Art. 111 – A administração pública direta, indireta ou fundacional, de qualquer dos Poderes do Estado, obedecerá aos princípios de legalidade, impessoalidade, moralidade, publicidade, razoabilidade, finalidade, motivação e interesse público.

 

Artigo 180 - No estabelecimento de diretrizes e normas relativas ao desenvolvimento urbano, o Estado e os Municípios assegurarão:

III - a preservação, proteção e recuperação do meio ambiente urbano e cultural;

 

Artigo 184 - Caberá ao Estado, com a cooperação dos Municípios:

IV - orientar a utilização racional de recursos naturais de forma sustentada, compatível com a preservação do meio ambiente, especialmente quanto à proteção e conservação do solo e da água;

 

Artigo 191 - O Estado e os Municípios providenciarão, com a participação da coletividade, a preservação, conservação, defesa, recuperação e melhoria do meio ambiente natural, artificial e do trabalho, atendidas as peculiaridades regionais e locais e em harmonia com o desenvolvimento social e econômico.

 

Artigo 192 - A execução de obras, atividades, processos produtivos e empreendimentos e a exploração de recursos naturais de qualquer espécie, quer pelo setor público, quer pelo privado, serão admitidas se houver resguardo do meio ambiente ecologicamente equilibrado.

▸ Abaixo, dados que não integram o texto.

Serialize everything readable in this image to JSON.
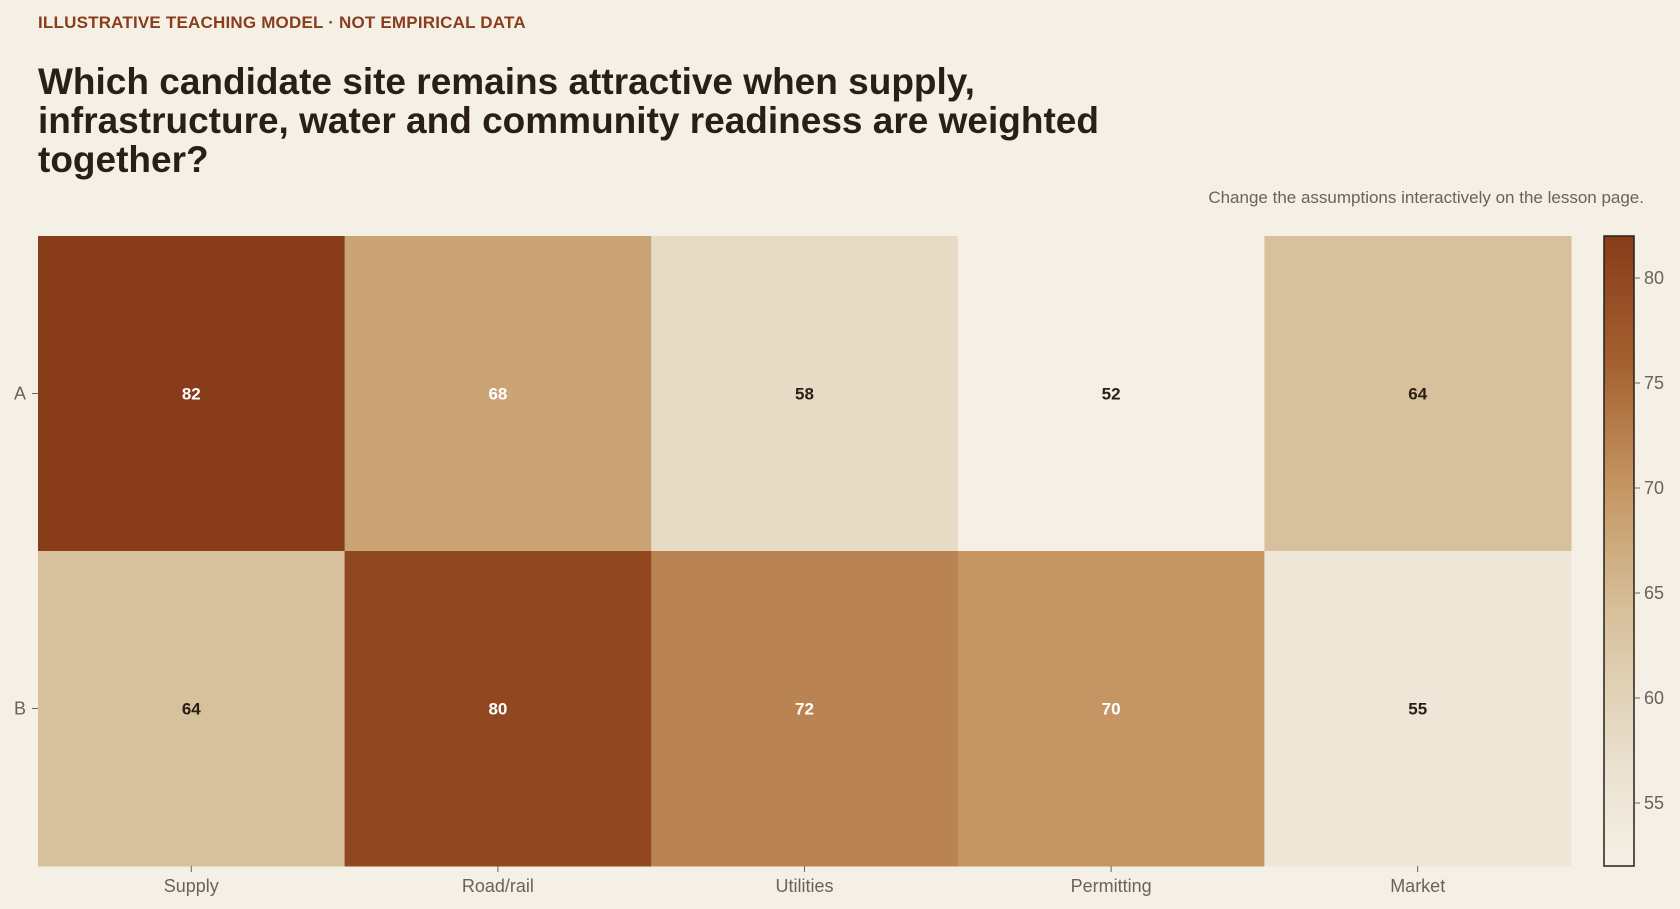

§ 1º - A outorga de licença ambiental, por órgão, ou entidade governamental competente, integrante de sistema unificado para esse efeito, será feita com observância dos critérios gerais fixados em lei, além de normas e padrões estabelecidos pelo Poder Público e em conformidade com o planejamento e zoneamento ambientais.

 

Artigo 194 - Aquele que explorar recursos naturais fica obrigado a recuperar o meio ambiente degradado, de acordo com a solução técnica exigida pelo órgão público competente, na forma da lei.

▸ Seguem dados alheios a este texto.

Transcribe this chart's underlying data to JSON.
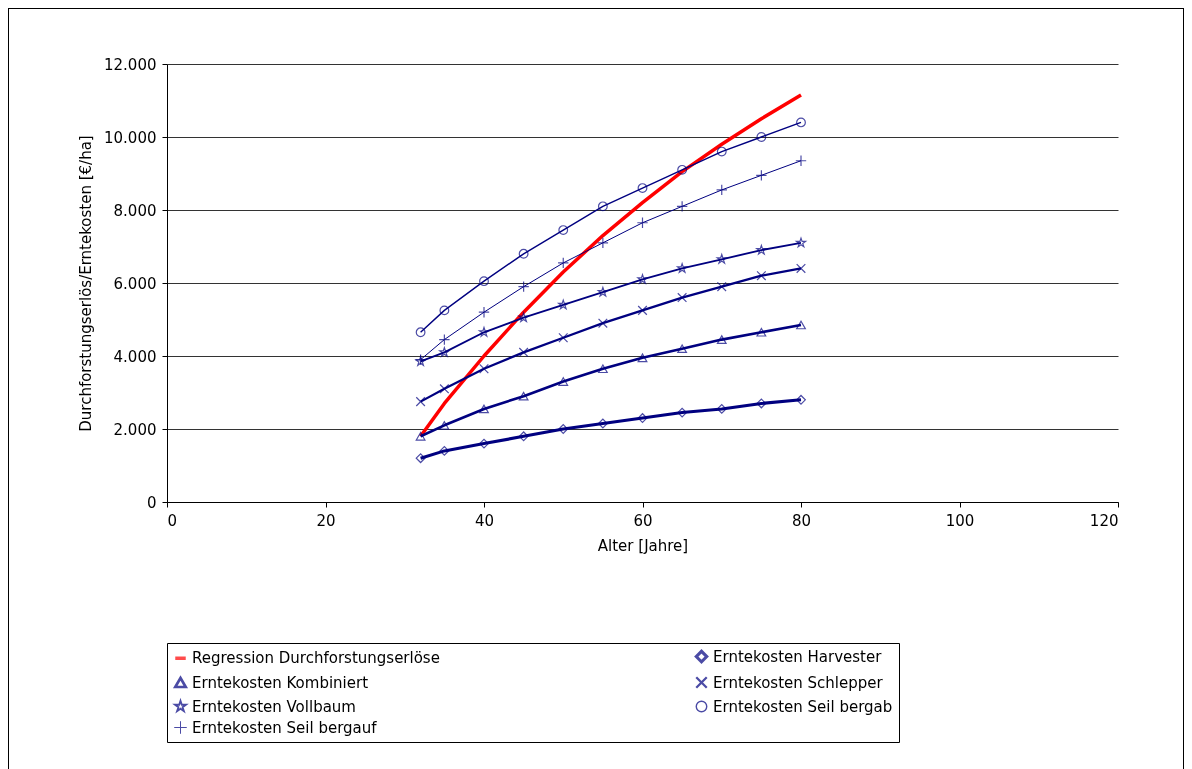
{
  "chart_data": {
    "type": "line",
    "xlabel": "Alter [Jahre]",
    "ylabel": "Durchforstungserlös/Erntekosten [€/ha]",
    "x": [
      32,
      35,
      40,
      45,
      50,
      55,
      60,
      65,
      70,
      75,
      80
    ],
    "xlim": [
      0,
      120
    ],
    "xticks": [
      0,
      20,
      40,
      60,
      80,
      100,
      120
    ],
    "ylim": [
      0,
      12000
    ],
    "yticks": [
      {
        "value": 0,
        "label": "0"
      },
      {
        "value": 2000,
        "label": "2.000"
      },
      {
        "value": 4000,
        "label": "4.000"
      },
      {
        "value": 6000,
        "label": "6.000"
      },
      {
        "value": 8000,
        "label": "8.000"
      },
      {
        "value": 10000,
        "label": "10.000"
      },
      {
        "value": 12000,
        "label": "12.000"
      }
    ],
    "grid": "y",
    "legend": "bottom",
    "line_style": "solid",
    "series": [
      {
        "name": "Regression Durchforstungserlöse",
        "color": "#ff0000",
        "marker": "none",
        "values": [
          1800,
          2700,
          4000,
          5200,
          6300,
          7300,
          8200,
          9050,
          9800,
          10500,
          11150
        ]
      },
      {
        "name": "Erntekosten Harvester",
        "color": "#000080",
        "marker": "diamond",
        "values": [
          1200,
          1400,
          1600,
          1800,
          2000,
          2150,
          2300,
          2450,
          2550,
          2700,
          2800
        ]
      },
      {
        "name": "Erntekosten Kombiniert",
        "color": "#000080",
        "marker": "triangle",
        "values": [
          1800,
          2100,
          2550,
          2900,
          3300,
          3650,
          3950,
          4200,
          4450,
          4650,
          4850
        ]
      },
      {
        "name": "Erntekosten Schlepper",
        "color": "#000080",
        "marker": "cross",
        "values": [
          2750,
          3100,
          3650,
          4100,
          4500,
          4900,
          5250,
          5600,
          5900,
          6200,
          6400
        ]
      },
      {
        "name": "Erntekosten Vollbaum",
        "color": "#000080",
        "marker": "star",
        "values": [
          3850,
          4100,
          4650,
          5050,
          5400,
          5750,
          6100,
          6400,
          6650,
          6900,
          7100
        ]
      },
      {
        "name": "Erntekosten Seil bergab",
        "color": "#000080",
        "marker": "circle",
        "values": [
          4650,
          5250,
          6050,
          6800,
          7450,
          8100,
          8600,
          9100,
          9600,
          10000,
          10400
        ]
      },
      {
        "name": "Erntekosten Seil bergauf",
        "color": "#000080",
        "marker": "plus",
        "values": [
          3900,
          4450,
          5200,
          5900,
          6550,
          7100,
          7650,
          8100,
          8550,
          8950,
          9350
        ]
      }
    ]
  }
}
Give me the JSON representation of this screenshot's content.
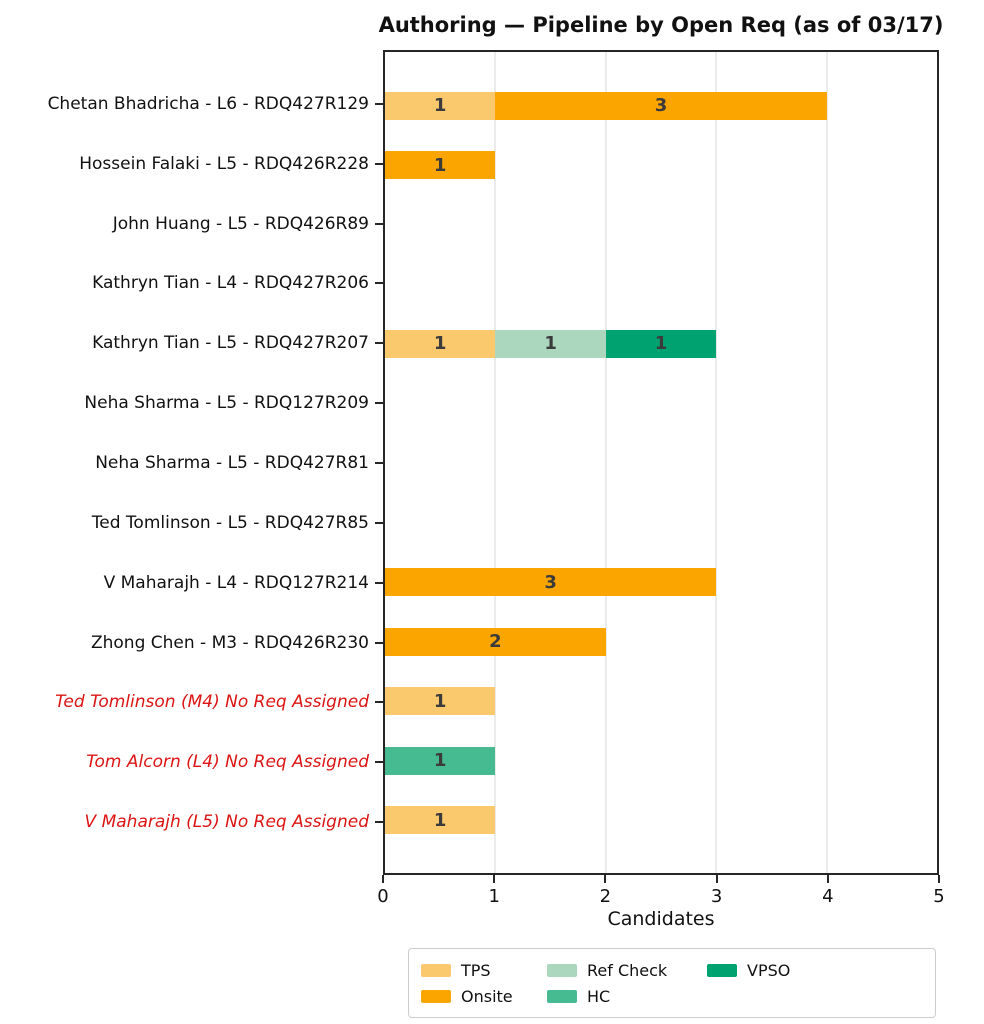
{
  "chart_data": {
    "type": "bar",
    "orientation": "horizontal",
    "stacked": true,
    "title": "Authoring — Pipeline by Open Req (as of 03/17)",
    "xlabel": "Candidates",
    "xlim": [
      0,
      5
    ],
    "xticks": [
      0,
      1,
      2,
      3,
      4,
      5
    ],
    "grid": "vertical-light",
    "legend_position": "bottom-center",
    "colors": {
      "axis": "#262626",
      "grid": "#ebebeb",
      "bar_value_label": "#3b3b3b",
      "no_req_label": "#dc1414",
      "normal_label": "#111111",
      "legend_border": "#cccccc"
    },
    "stages": [
      {
        "name": "TPS",
        "color": "#FAC96E"
      },
      {
        "name": "Onsite",
        "color": "#FBA600"
      },
      {
        "name": "Ref Check",
        "color": "#AAD7BE"
      },
      {
        "name": "HC",
        "color": "#46BA90"
      },
      {
        "name": "VPSO",
        "color": "#00A36F"
      }
    ],
    "rows": [
      {
        "label": "Chetan Bhadricha - L6 - RDQ427R129",
        "no_req": false,
        "segments": [
          {
            "stage": "TPS",
            "value": 1
          },
          {
            "stage": "Onsite",
            "value": 3
          }
        ]
      },
      {
        "label": "Hossein Falaki - L5 - RDQ426R228",
        "no_req": false,
        "segments": [
          {
            "stage": "Onsite",
            "value": 1
          }
        ]
      },
      {
        "label": "John Huang - L5 - RDQ426R89",
        "no_req": false,
        "segments": []
      },
      {
        "label": "Kathryn Tian - L4 - RDQ427R206",
        "no_req": false,
        "segments": []
      },
      {
        "label": "Kathryn Tian - L5 - RDQ427R207",
        "no_req": false,
        "segments": [
          {
            "stage": "TPS",
            "value": 1
          },
          {
            "stage": "Ref Check",
            "value": 1
          },
          {
            "stage": "VPSO",
            "value": 1
          }
        ]
      },
      {
        "label": "Neha Sharma - L5 - RDQ127R209",
        "no_req": false,
        "segments": []
      },
      {
        "label": "Neha Sharma - L5 - RDQ427R81",
        "no_req": false,
        "segments": []
      },
      {
        "label": "Ted Tomlinson - L5 - RDQ427R85",
        "no_req": false,
        "segments": []
      },
      {
        "label": "V Maharajh - L4 - RDQ127R214",
        "no_req": false,
        "segments": [
          {
            "stage": "Onsite",
            "value": 3
          }
        ]
      },
      {
        "label": "Zhong Chen - M3 - RDQ426R230",
        "no_req": false,
        "segments": [
          {
            "stage": "Onsite",
            "value": 2
          }
        ]
      },
      {
        "label": "Ted Tomlinson (M4) No Req Assigned",
        "no_req": true,
        "segments": [
          {
            "stage": "TPS",
            "value": 1
          }
        ]
      },
      {
        "label": "Tom Alcorn (L4) No Req Assigned",
        "no_req": true,
        "segments": [
          {
            "stage": "HC",
            "value": 1
          }
        ]
      },
      {
        "label": "V Maharajh (L5) No Req Assigned",
        "no_req": true,
        "segments": [
          {
            "stage": "TPS",
            "value": 1
          }
        ]
      }
    ],
    "legend_entries": [
      "TPS",
      "Onsite",
      "Ref Check",
      "HC",
      "VPSO"
    ]
  }
}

Parágrafo único - É obrigatória, na forma da lei, a recuperação, pelo responsável, da vegetação adequada nas áreas protegidas, sem prejuízo das demais sanções cabíveis.”                                    

 

DA POSSIBILIDADE DO CONTROLE DE CONSTITUCIONALIDADE DE RESOLUÇÕES

 

Para que não paire qualquer dúvida, é importante lembrar da possibilidade de se submeter as resoluções a controle de constitucionalidade, mesmo porque, nos termos do art. 59, VII, da Constituição Federal, trata-se de espécie normativa.

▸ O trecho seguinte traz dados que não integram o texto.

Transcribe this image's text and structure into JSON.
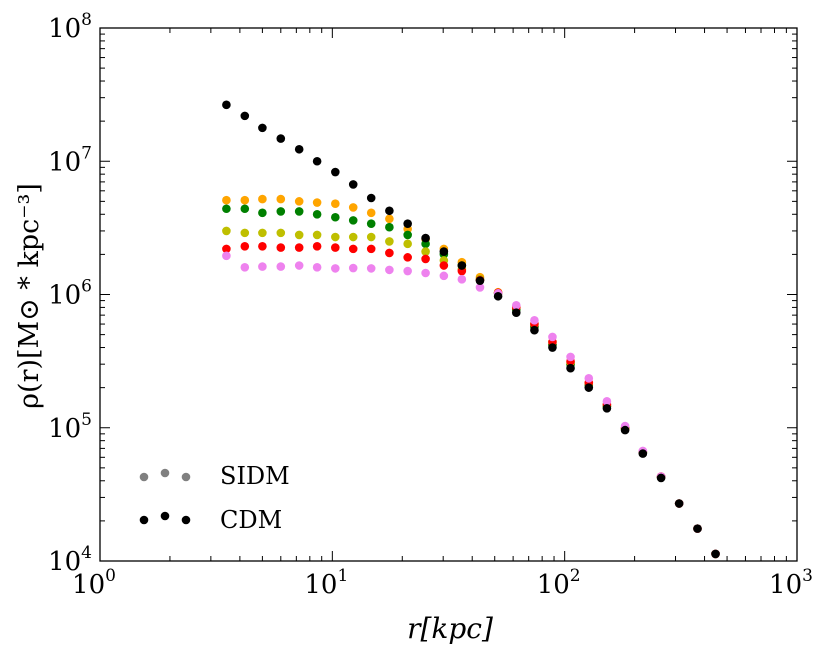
{
  "chart_data": {
    "type": "scatter",
    "xscale": "log",
    "yscale": "log",
    "xlim": [
      1,
      1000
    ],
    "ylim": [
      10000,
      100000000
    ],
    "xlabel": "r[kpc]",
    "ylabel": "ρ(r)[M⊙ * kpc⁻³]",
    "x_ticks": [
      {
        "base": "10",
        "exp": "0",
        "value": 1
      },
      {
        "base": "10",
        "exp": "1",
        "value": 10
      },
      {
        "base": "10",
        "exp": "2",
        "value": 100
      },
      {
        "base": "10",
        "exp": "3",
        "value": 1000
      }
    ],
    "y_ticks": [
      {
        "base": "10",
        "exp": "4",
        "value": 10000
      },
      {
        "base": "10",
        "exp": "5",
        "value": 100000
      },
      {
        "base": "10",
        "exp": "6",
        "value": 1000000
      },
      {
        "base": "10",
        "exp": "7",
        "value": 10000000
      },
      {
        "base": "10",
        "exp": "8",
        "value": 100000000
      }
    ],
    "legend": [
      {
        "label": "SIDM",
        "color": "#808080"
      },
      {
        "label": "CDM",
        "color": "#000000"
      }
    ],
    "x": [
      3.5,
      4.2,
      5.0,
      6.0,
      7.2,
      8.6,
      10.3,
      12.3,
      14.7,
      17.6,
      21.1,
      25.2,
      30.2,
      36.1,
      43.2,
      51.7,
      61.9,
      74.1,
      88.6,
      106,
      127,
      152,
      182,
      217,
      260,
      311,
      373,
      446
    ],
    "series": [
      {
        "name": "CDM",
        "color": "#000000",
        "values": [
          26500000,
          21900000,
          17800000,
          14800000,
          12300000,
          10000000,
          8300000,
          6700000,
          5300000,
          4250000,
          3400000,
          2650000,
          2100000,
          1650000,
          1270000,
          970000,
          730000,
          540000,
          400000,
          280000,
          200000,
          140000,
          96000,
          64000,
          42000,
          27000,
          17500,
          11300
        ]
      },
      {
        "name": "SIDM orange",
        "color": "#FFA500",
        "values": [
          5100000,
          5100000,
          5200000,
          5200000,
          5000000,
          4900000,
          4800000,
          4500000,
          4100000,
          3700000,
          3100000,
          2600000,
          2200000,
          1750000,
          1350000,
          1040000,
          780000,
          580000,
          420000,
          300000,
          210000,
          145000,
          98000,
          65000,
          42500,
          27000,
          17500,
          11300
        ]
      },
      {
        "name": "SIDM green",
        "color": "#008000",
        "values": [
          4400000,
          4400000,
          4100000,
          4200000,
          4200000,
          4000000,
          3800000,
          3600000,
          3400000,
          3200000,
          2800000,
          2400000,
          2000000,
          1650000,
          1300000,
          1020000,
          770000,
          570000,
          420000,
          300000,
          210000,
          145000,
          98000,
          65000,
          42500,
          27000,
          17500,
          11300
        ]
      },
      {
        "name": "SIDM olive",
        "color": "#BFBF00",
        "values": [
          3000000,
          2900000,
          2900000,
          2900000,
          2800000,
          2800000,
          2700000,
          2700000,
          2700000,
          2500000,
          2400000,
          2100000,
          1800000,
          1550000,
          1300000,
          1030000,
          800000,
          600000,
          440000,
          310000,
          215000,
          148000,
          99000,
          66000,
          43000,
          27000,
          17500,
          11300
        ]
      },
      {
        "name": "SIDM red",
        "color": "#FF0000",
        "values": [
          2200000,
          2300000,
          2300000,
          2250000,
          2250000,
          2300000,
          2250000,
          2200000,
          2200000,
          2050000,
          1900000,
          1850000,
          1650000,
          1500000,
          1280000,
          1030000,
          800000,
          600000,
          440000,
          315000,
          218000,
          150000,
          100000,
          66000,
          43000,
          27000,
          17500,
          11300
        ]
      },
      {
        "name": "SIDM violet",
        "color": "#EE82EE",
        "values": [
          1950000,
          1600000,
          1620000,
          1620000,
          1650000,
          1600000,
          1570000,
          1580000,
          1570000,
          1530000,
          1500000,
          1450000,
          1380000,
          1300000,
          1130000,
          1020000,
          830000,
          640000,
          480000,
          340000,
          235000,
          158000,
          103000,
          67000,
          43000,
          27000,
          17500,
          11300
        ]
      }
    ]
  }
}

Ademais, o Pleno do Pretório Excelso, ao julgar a Ação Direta de Inconstitucionalidade n. 2104/DF, em acórdão do qual foi relator o Ministro EROS GRAU (Julgamento: 21/11/2007; Publicação: DJe-031. Divulgação: 21-02-2008. Publicação: 22-02-2008, p. 122), deixou clara essa possibilidade:

AÇÃO DIRETA DE INCONSTITUCIONALIDADE. CONTROLE CONCENTRADO DE CONSTITUCIONALIDADE DE RESOLUÇÕES DE TRIBUNAIS (ARTIGO 102, I, A, DA CONSTITUIÇÃO DO BRASIL). RESOLUÇÃO ADMINISTRATIVA N. 51/99 DO TRIBUNAL REGIONAL DO TRABALHO DA 14ª REGIÃO. ATO QUE DETERMINA QUE A VERBA DE REPRESENTAÇÃO INSTITUÍDA PELO DECRETO-LEI N. 2.371/87 SEJA CALCULADA COM A INCIDÊNCIA DO VENCIMENTO BÁSICO E DA PARCELA DE EQUIVALÊNCIA. AUMENTO DE REMUNERAÇÃO SEM RESERVA LEGAL E PRÉVIA DOTAÇÃO ORÇAMENTÁRIA. INCONSTITUCIONALIDADE. AFRONTA AO DISPOSTO NO ARTIGO 96, INCISO II, ALÍNEA "B", DA CONSTITUIÇÃO DO BRASIL.

1. É cabível o controle concentrado de resoluções de tribunais que deferem reajuste de vencimentos. Precedentes.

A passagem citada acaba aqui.